October 08, 2021
A group of Iranian expats has launched a campaign against Farnaz Fassihi, the Iranian-American reporter for The New York Times who writes many of that paper’s stories about Iran, though she can no longer live there.
An open letter dated September 9 and signed by 92 people complains that Fassihi is guilty of “normalizing the Islamic Republic’s brutality through the obfuscation of truth in her journalism over the course of several years…. Her portrayal of Iran as a normal country shows a blatant disregard for the lived experiences of our people whose most basic rights are taken away from them.”
The letter says, “We seek to hold Farnaz Fassihi accountable for the misrepresentation of the current state of Islamic Republic’s brutal suppression, mass killing and imprisonment of peaceful protesters, journalists, conscientious objectors, political dissidents and countless ordinary citizens.”
The letter carries an attachment citing some specific examples of where the letter signers find fault with Fassihi’s work. For example, it says, “When the plot to kidnap [Masih] Alinejad in New York was revealed, Fassihi refused to even contact her or report on the matter.”
The New York Times carried a story on the case, but assigned a New York criminal justice reporter to write the story since it was a crime alleged to have been committed in New York. A note at the bottom of the article said, “Farnaz Fassihi contributed reporting.” The expat letter did not say where it got the information that Fassihi “refused” to contact Alinejad or report on the case.
In other cases, however, the letter contains a link to a specific story that the letter finds fault with.
For example, the letter complains about an August 13, 2021, article by Fassihi that complains she attributes Iran’s challenges from the coronavirus to the delta variant, when the real problem, the letter says, if that Supreme Leader Ali Khamenehi put a ban on importing Western vaccines. “Fassihi fails to hold Khamenehi accountable for the ban and thus, for the hundreds of thousands of covid-related deaths in Iran.”
The article the letter cites says:
“Medical personnel who were once afraid to speak out are now openly chastising what many Iranians see as gross misjudgment, incompetence and negligence in the nation’s leadership, from Supreme Leader Ayatollah Ali Khamenei on down.
“They are especially furious over a dearth of vaccines, which Iran’s leaders refused to purchase in time or in sufficient quantities, instead holding out for domestically developed alternatives that may be too late. They banned vaccines made in the United States and Britain, even rejecting donations, because Mr. Khamenei said they had been designed by the West to ‘contaminate other nations’.”
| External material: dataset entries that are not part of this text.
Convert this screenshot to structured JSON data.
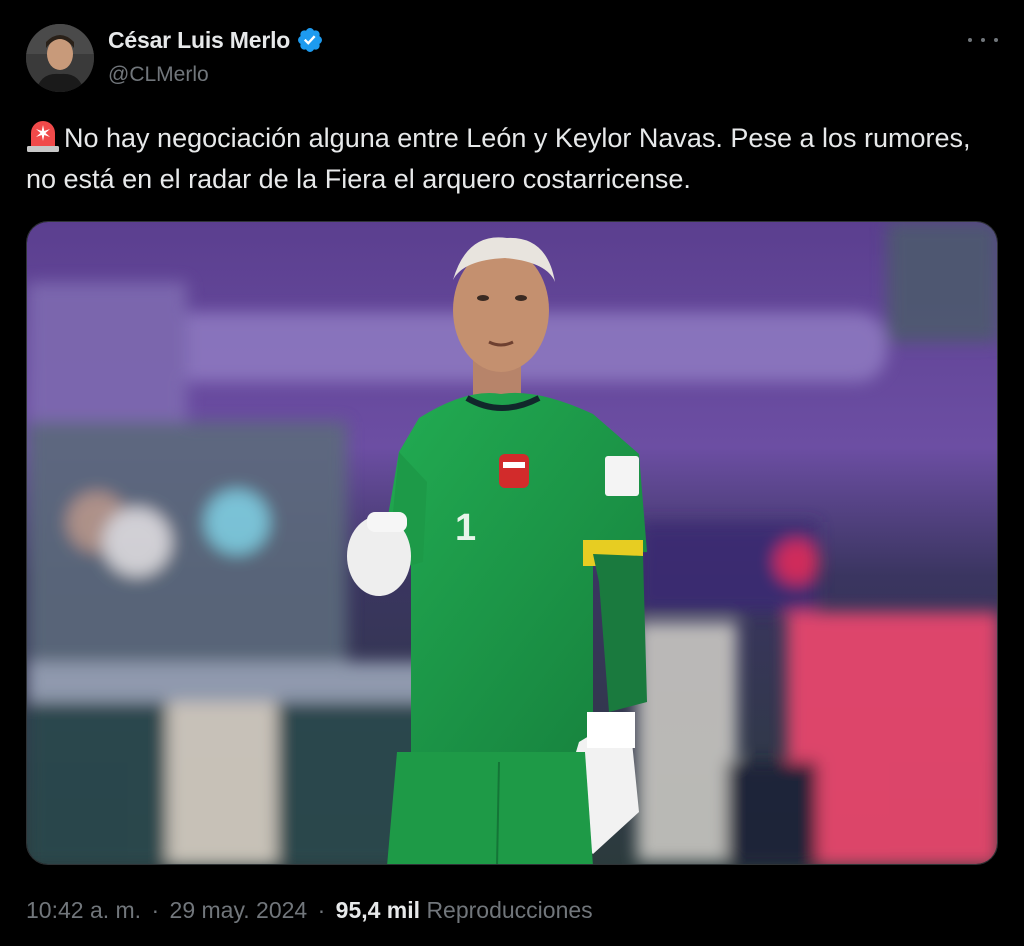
{
  "author": {
    "name": "César Luis Merlo",
    "handle": "@CLMerlo",
    "verified": true,
    "verified_color": "#1d9bf0"
  },
  "tweet": {
    "emoji": "siren-icon",
    "text": "No hay negociación alguna entre León y Keylor Navas. Pese a los rumores, no está en el radar de la Fiera el arquero costarricense."
  },
  "media": {
    "description": "photo",
    "jersey_number": "1"
  },
  "meta": {
    "time": "10:42 a. m.",
    "separator": "·",
    "date": "29 may. 2024",
    "views_count": "95,4 mil",
    "views_label": "Reproducciones"
  },
  "colors": {
    "background": "#000000",
    "text_primary": "#e7e9ea",
    "text_secondary": "#71767b",
    "verified": "#1d9bf0",
    "kit_green": "#1f9e4a"
  }
}
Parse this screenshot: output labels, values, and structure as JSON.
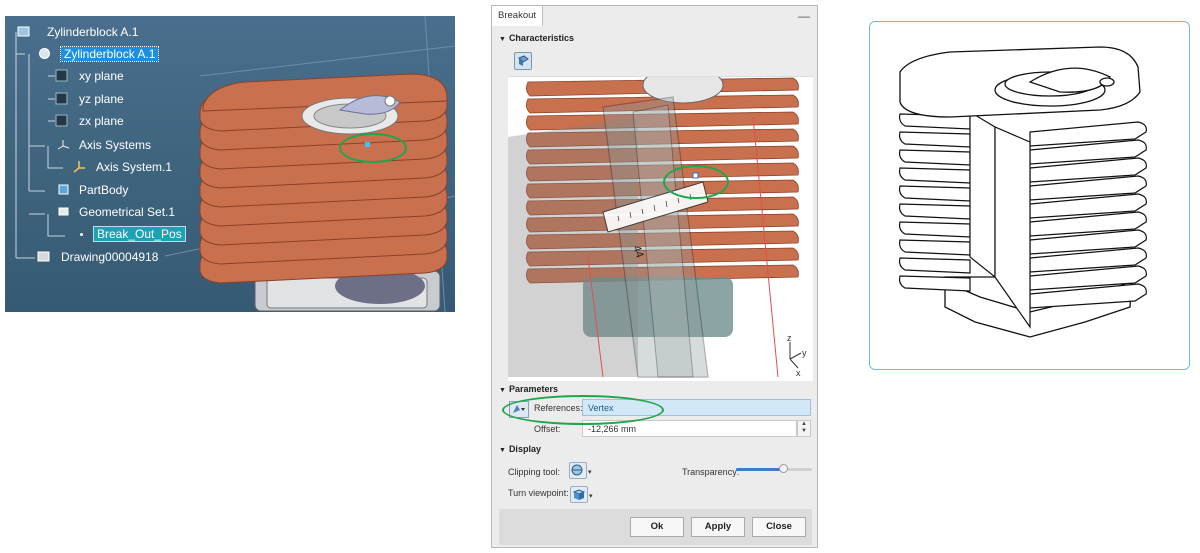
{
  "tree": {
    "root": "Zylinderblock A.1",
    "part": "Zylinderblock A.1",
    "nodes": {
      "xy": "xy plane",
      "yz": "yz plane",
      "zx": "zx plane",
      "axis_systems": "Axis Systems",
      "axis_system_1": "Axis System.1",
      "partbody": "PartBody",
      "geo_set": "Geometrical Set.1",
      "break_out": "Break_Out_Pos",
      "drawing": "Drawing00004918"
    }
  },
  "dialog": {
    "title": "Breakout",
    "minimize": "—",
    "characteristics": "Characteristics",
    "parameters": "Parameters",
    "references_label": "References:",
    "references_value": "Vertex",
    "offset_label": "Offset:",
    "offset_value": "-12,266 mm",
    "display": "Display",
    "clipping_label": "Clipping tool:",
    "transparency_label": "Transparency:",
    "transparency_value": 0.62,
    "viewpoint_label": "Turn viewpoint:",
    "ok": "Ok",
    "apply": "Apply",
    "close": "Close",
    "preview_axis": {
      "z": "z",
      "y": "y",
      "x": "x"
    },
    "ruler_value": "44"
  },
  "colors": {
    "fin": "#c9704f",
    "fin_dark": "#8c4128",
    "highlight": "#1fa64a",
    "accent": "#3b7ec8",
    "tree_bg": "#40657f"
  }
}
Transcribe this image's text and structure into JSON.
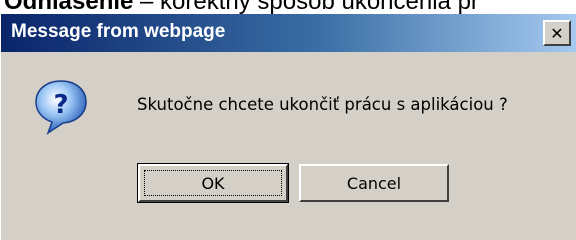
{
  "background": {
    "text_bold": "Odhlásenie",
    "text_rest": " – korektný spôsob ukončenia pr"
  },
  "dialog": {
    "title": "Message from webpage",
    "close_glyph": "✕",
    "icon": "question-icon",
    "message": "Skutočne chcete ukončiť prácu s aplikáciou ?",
    "ok_label": "OK",
    "cancel_label": "Cancel"
  },
  "colors": {
    "dialog_bg": "#d4d0c8",
    "titlebar_start": "#0a246a",
    "titlebar_end": "#a6caf0"
  }
}
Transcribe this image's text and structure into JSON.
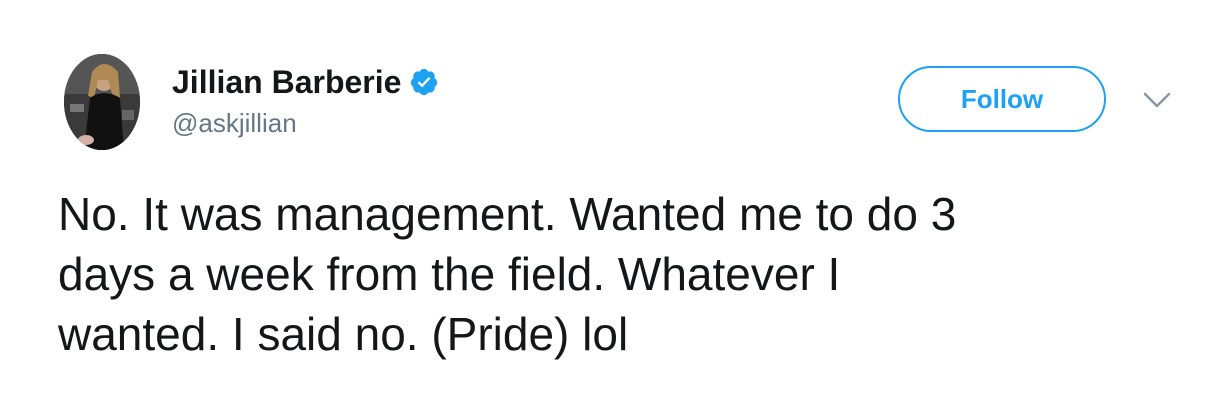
{
  "author": {
    "display_name": "Jillian Barberie",
    "handle": "@askjillian",
    "verified": true,
    "verified_icon": "verified-badge-icon"
  },
  "actions": {
    "follow_label": "Follow",
    "more_icon": "chevron-down-icon"
  },
  "tweet": {
    "text": "No. It was management. Wanted me to do 3\ndays a week from the field. Whatever I\nwanted. I said no. (Pride) lol"
  },
  "colors": {
    "accent": "#1da1f2",
    "text": "#14171a",
    "secondary_text": "#657786"
  }
}
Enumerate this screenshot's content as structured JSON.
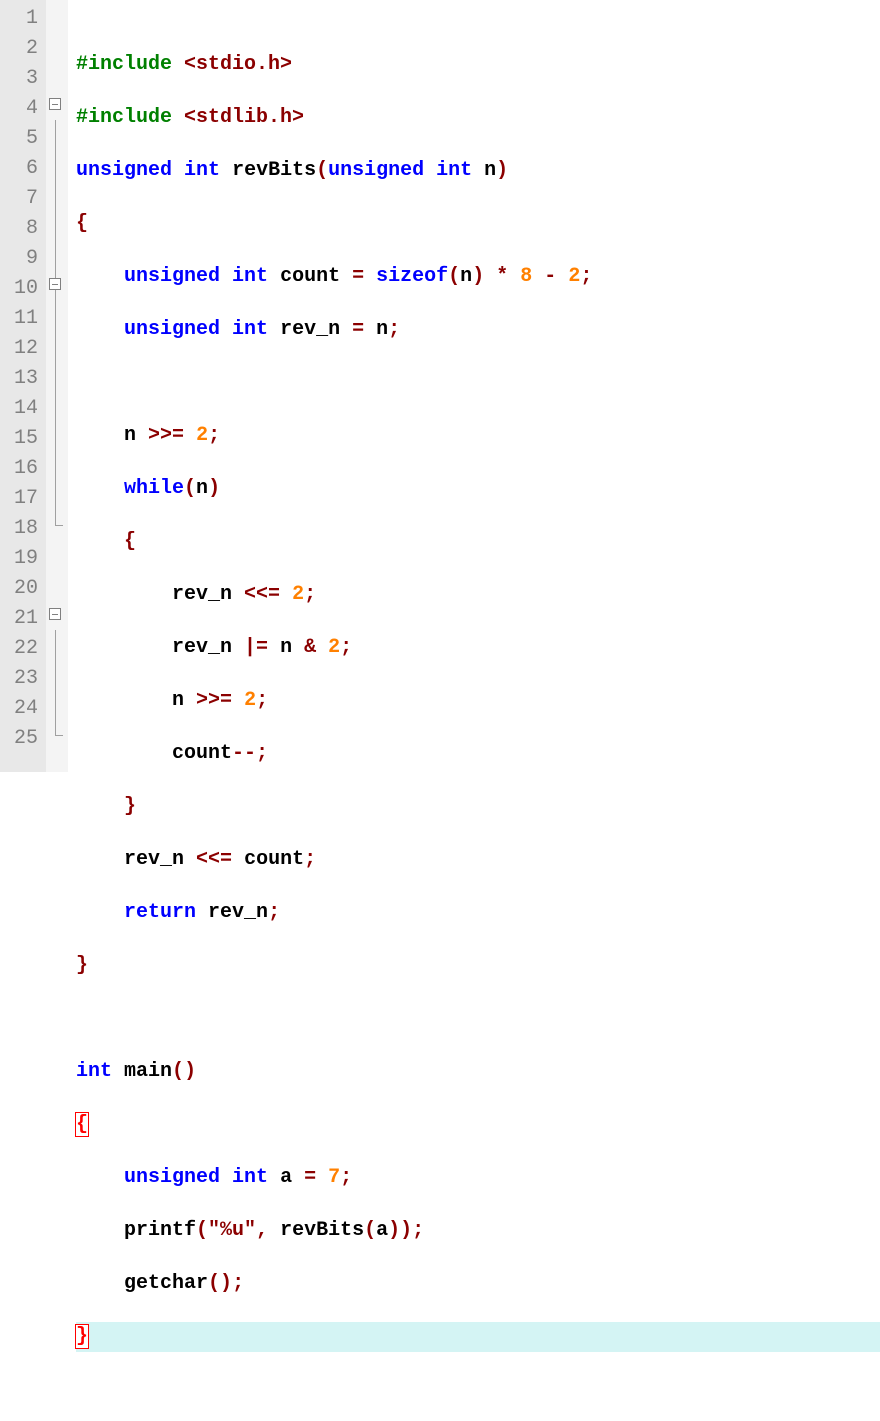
{
  "lines": {
    "l1": {
      "num": "1"
    },
    "l2": {
      "num": "2"
    },
    "l3": {
      "num": "3"
    },
    "l4": {
      "num": "4"
    },
    "l5": {
      "num": "5"
    },
    "l6": {
      "num": "6"
    },
    "l7": {
      "num": "7"
    },
    "l8": {
      "num": "8"
    },
    "l9": {
      "num": "9"
    },
    "l10": {
      "num": "10"
    },
    "l11": {
      "num": "11"
    },
    "l12": {
      "num": "12"
    },
    "l13": {
      "num": "13"
    },
    "l14": {
      "num": "14"
    },
    "l15": {
      "num": "15"
    },
    "l16": {
      "num": "16"
    },
    "l17": {
      "num": "17"
    },
    "l18": {
      "num": "18"
    },
    "l19": {
      "num": "19"
    },
    "l20": {
      "num": "20"
    },
    "l21": {
      "num": "21"
    },
    "l22": {
      "num": "22"
    },
    "l23": {
      "num": "23"
    },
    "l24": {
      "num": "24"
    },
    "l25": {
      "num": "25"
    }
  },
  "tok": {
    "include": "#include",
    "stdio": "<stdio.h>",
    "stdlib": "<stdlib.h>",
    "unsigned": "unsigned",
    "int": "int",
    "revBits": "revBits",
    "n": "n",
    "count": "count",
    "sizeof": "sizeof",
    "rev_n": "rev_n",
    "while": "while",
    "return": "return",
    "main": "main",
    "a": "a",
    "printf": "printf",
    "fmt": "\"%u\"",
    "getchar": "getchar",
    "num8": "8",
    "num2": "2",
    "num7": "7",
    "star": "*",
    "minus": "-",
    "eq": "=",
    "shr": ">>=",
    "shl": "<<=",
    "oreq": "|=",
    "amp": "&",
    "decr": "--",
    "semi": ";",
    "comma": ",",
    "lparen": "(",
    "rparen": ")",
    "lbrace": "{",
    "rbrace": "}"
  }
}
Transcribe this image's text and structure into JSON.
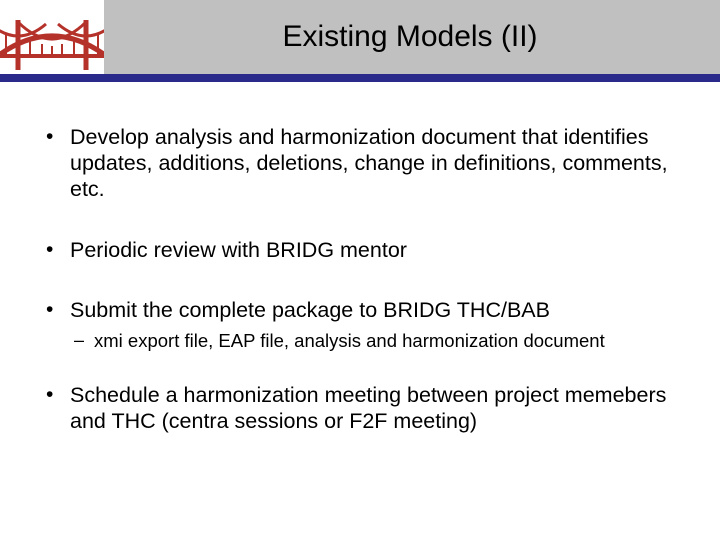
{
  "header": {
    "title": "Existing Models (II)"
  },
  "bullets": {
    "b1": "Develop analysis and harmonization document that identifies updates, additions, deletions, change in definitions, comments, etc.",
    "b2": "Periodic review with BRIDG mentor",
    "b3": "Submit the complete package to BRIDG THC/BAB",
    "b3_sub1": "xmi export file, EAP file, analysis and harmonization document",
    "b4": "Schedule a harmonization meeting between project memebers and THC (centra sessions or F2F meeting)"
  }
}
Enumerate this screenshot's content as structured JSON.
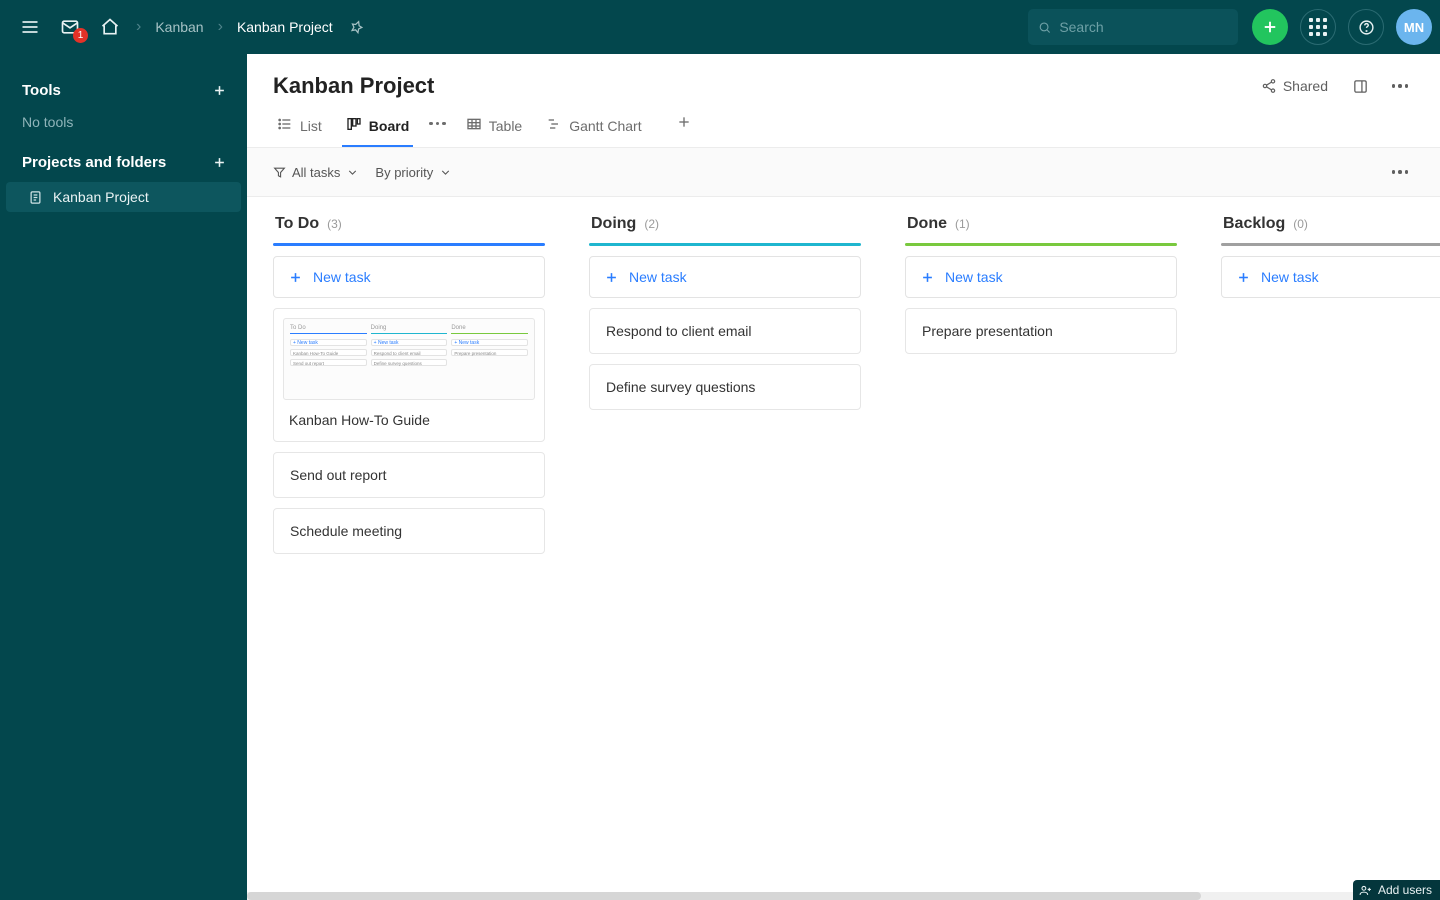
{
  "header": {
    "inbox_badge": "1",
    "breadcrumbs": [
      "Kanban",
      "Kanban Project"
    ],
    "search_placeholder": "Search",
    "avatar_initials": "MN"
  },
  "sidebar": {
    "tools_label": "Tools",
    "tools_empty": "No tools",
    "projects_label": "Projects and folders",
    "items": [
      {
        "label": "Kanban Project",
        "active": true
      }
    ]
  },
  "page": {
    "title": "Kanban Project",
    "shared_label": "Shared"
  },
  "tabs": [
    {
      "label": "List",
      "active": false
    },
    {
      "label": "Board",
      "active": true
    },
    {
      "label": "Table",
      "active": false
    },
    {
      "label": "Gantt Chart",
      "active": false
    }
  ],
  "filters": {
    "tasks_label": "All tasks",
    "sort_label": "By priority"
  },
  "board": {
    "new_task_label": "New task",
    "columns": [
      {
        "title": "To Do",
        "count": "(3)",
        "color": "#2a7dff",
        "cards": [
          {
            "title": "Kanban How-To Guide",
            "has_preview": true
          },
          {
            "title": "Send out report"
          },
          {
            "title": "Schedule meeting"
          }
        ]
      },
      {
        "title": "Doing",
        "count": "(2)",
        "color": "#1fb6cf",
        "cards": [
          {
            "title": "Respond to client email"
          },
          {
            "title": "Define survey questions"
          }
        ]
      },
      {
        "title": "Done",
        "count": "(1)",
        "color": "#79c93e",
        "cards": [
          {
            "title": "Prepare presentation"
          }
        ]
      },
      {
        "title": "Backlog",
        "count": "(0)",
        "color": "#a0a0a0",
        "cards": []
      }
    ]
  },
  "footer": {
    "add_users_label": "Add users"
  },
  "preview_mini": {
    "cols": [
      {
        "hdr": "To Do",
        "hdr_color": "#2a7dff",
        "rows": [
          "",
          "Kanban How-To Guide",
          "Send out report"
        ]
      },
      {
        "hdr": "Doing",
        "hdr_color": "#1fb6cf",
        "rows": [
          "",
          "Respond to client email",
          "Define survey questions"
        ]
      },
      {
        "hdr": "Done",
        "hdr_color": "#79c93e",
        "rows": [
          "",
          "Prepare presentation"
        ]
      }
    ]
  }
}
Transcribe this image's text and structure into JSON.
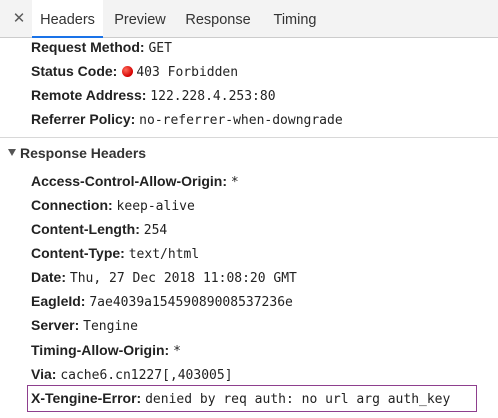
{
  "tabs": {
    "close_label": "✕",
    "items": [
      {
        "label": "Headers"
      },
      {
        "label": "Preview"
      },
      {
        "label": "Response"
      },
      {
        "label": "Timing"
      }
    ]
  },
  "general": {
    "request_method": {
      "key": "Request Method:",
      "value": "GET"
    },
    "status_code": {
      "key": "Status Code:",
      "value": "403 Forbidden",
      "dot_color": "#e00000"
    },
    "remote_address": {
      "key": "Remote Address:",
      "value": "122.228.4.253:80"
    },
    "referrer_policy": {
      "key": "Referrer Policy:",
      "value": "no-referrer-when-downgrade"
    }
  },
  "response_headers": {
    "title": "Response Headers",
    "items": [
      {
        "key": "Access-Control-Allow-Origin:",
        "value": "*"
      },
      {
        "key": "Connection:",
        "value": "keep-alive"
      },
      {
        "key": "Content-Length:",
        "value": "254"
      },
      {
        "key": "Content-Type:",
        "value": "text/html"
      },
      {
        "key": "Date:",
        "value": "Thu, 27 Dec 2018 11:08:20 GMT"
      },
      {
        "key": "EagleId:",
        "value": "7ae4039a15459089008537236e"
      },
      {
        "key": "Server:",
        "value": "Tengine"
      },
      {
        "key": "Timing-Allow-Origin:",
        "value": "*"
      },
      {
        "key": "Via:",
        "value": "cache6.cn1227[,403005]"
      },
      {
        "key": "X-Tengine-Error:",
        "value": "denied by req auth: no url arg auth_key"
      }
    ]
  },
  "colors": {
    "active_tab_underline": "#1a73e8",
    "highlight_border": "#8e3f8e"
  }
}
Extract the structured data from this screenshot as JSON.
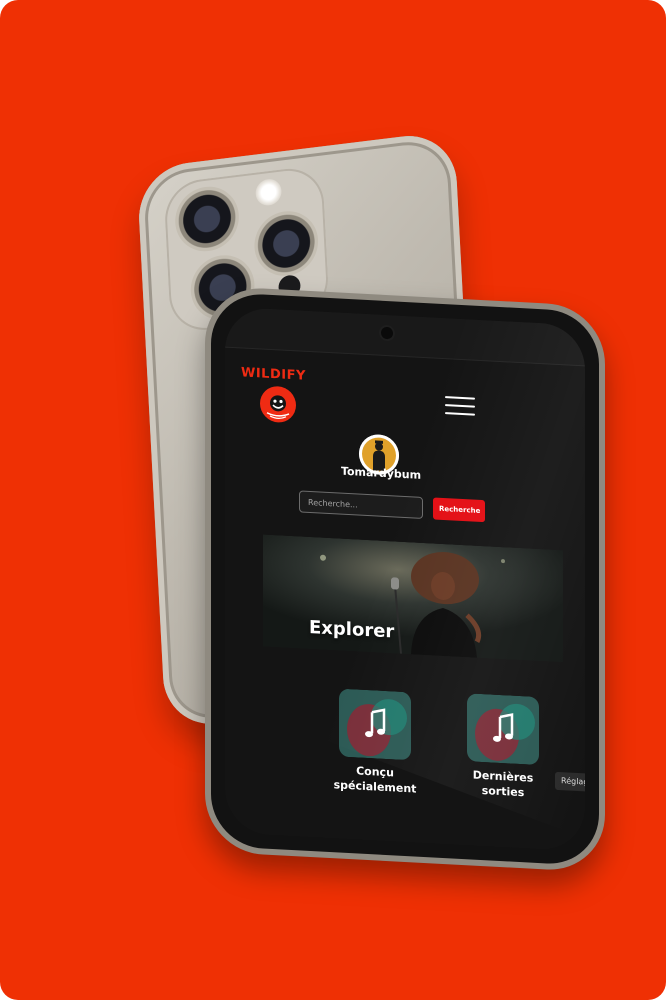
{
  "app": {
    "logo_text": "WILDIFY"
  },
  "user": {
    "name": "Tomardybum"
  },
  "search": {
    "placeholder": "Recherche...",
    "button_label": "Recherche"
  },
  "hero": {
    "caption": "Explorer"
  },
  "cards": [
    {
      "label_line1": "Conçu",
      "label_line2": "spécialement",
      "icon": "music-note-icon"
    },
    {
      "label_line1": "Dernières",
      "label_line2": "sorties",
      "icon": "music-note-icon"
    }
  ],
  "settings": {
    "label": "Réglages"
  },
  "colors": {
    "background": "#ef3004",
    "accent": "#e40e14",
    "screen": "#141414"
  }
}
With regard to a November 19, 2019, article by Fassihi on the protests that erupted after the price of gasoline was tripled, the letter says, “Fassihi accuses the protesters of murdering several anti-riot forces.”
The article in question states: “Iran’s security forces said protesters had killed two police officers and at least five members of the Islamic Revolutionary Guards Corps and the paramilitary force known as the Basij.”
The letter says that in the same article, “Fassihi blames the Trump Administration for the economic crisis in Iran.”
The article says, “President Trump, whose sanctions are at least partly blamed for Iran’s economic travails, broke six days of silence on the protests.”
The letter says, “Fassihi also hints at the protests being fueled by the then US Administration.”
The article says, “Later Thursday, Secretary of State Mike Pompeo, who shares Mr. Trump’s antipathy toward Iran’s hierarchy, appeared to validate its suspicions that the United States was abetting the protests. In his own Twitter posting, Mr. Pompeo said that he had asked protesters to send him videos and other evidence of the crackdown, and that the United States would ‘expose and sanction the abuses’.”
The letter carries 92 signatures. Twenty-five of them are identified as relatives of people killed when the Islamic Republic shot down a Ukrainian passenger jet in 2020. Most of them are presumably residents of Canada.
The attacks on Fassihi date back many months and involve many social media postings. The New York Times responded last summer with a two-sentence statement: “Farnaz Fassihi is an accomplished reporter who has covered Iran for several decades. We are confident in the accuracy of her reporting for The New York Times.”
The exchanges over the months have gone beyond testy to very personal attacks on Fassihi. Fassihi has responded by dismissing her critics as trolls.
In late July she said, “Last week, they circulated a death threat video against me with my picture. They doxed my home address and called for people to find and attack me and rape me.” The Iran Times has not seen the video.
Fassihi was born in the United States to Iranian parents and grew up in Tehran and Portland, Oregon. She received her B.A. from the University of Tehran and an M.S. in journalism from Columbia University’s Graduate School of Journalism in New York City.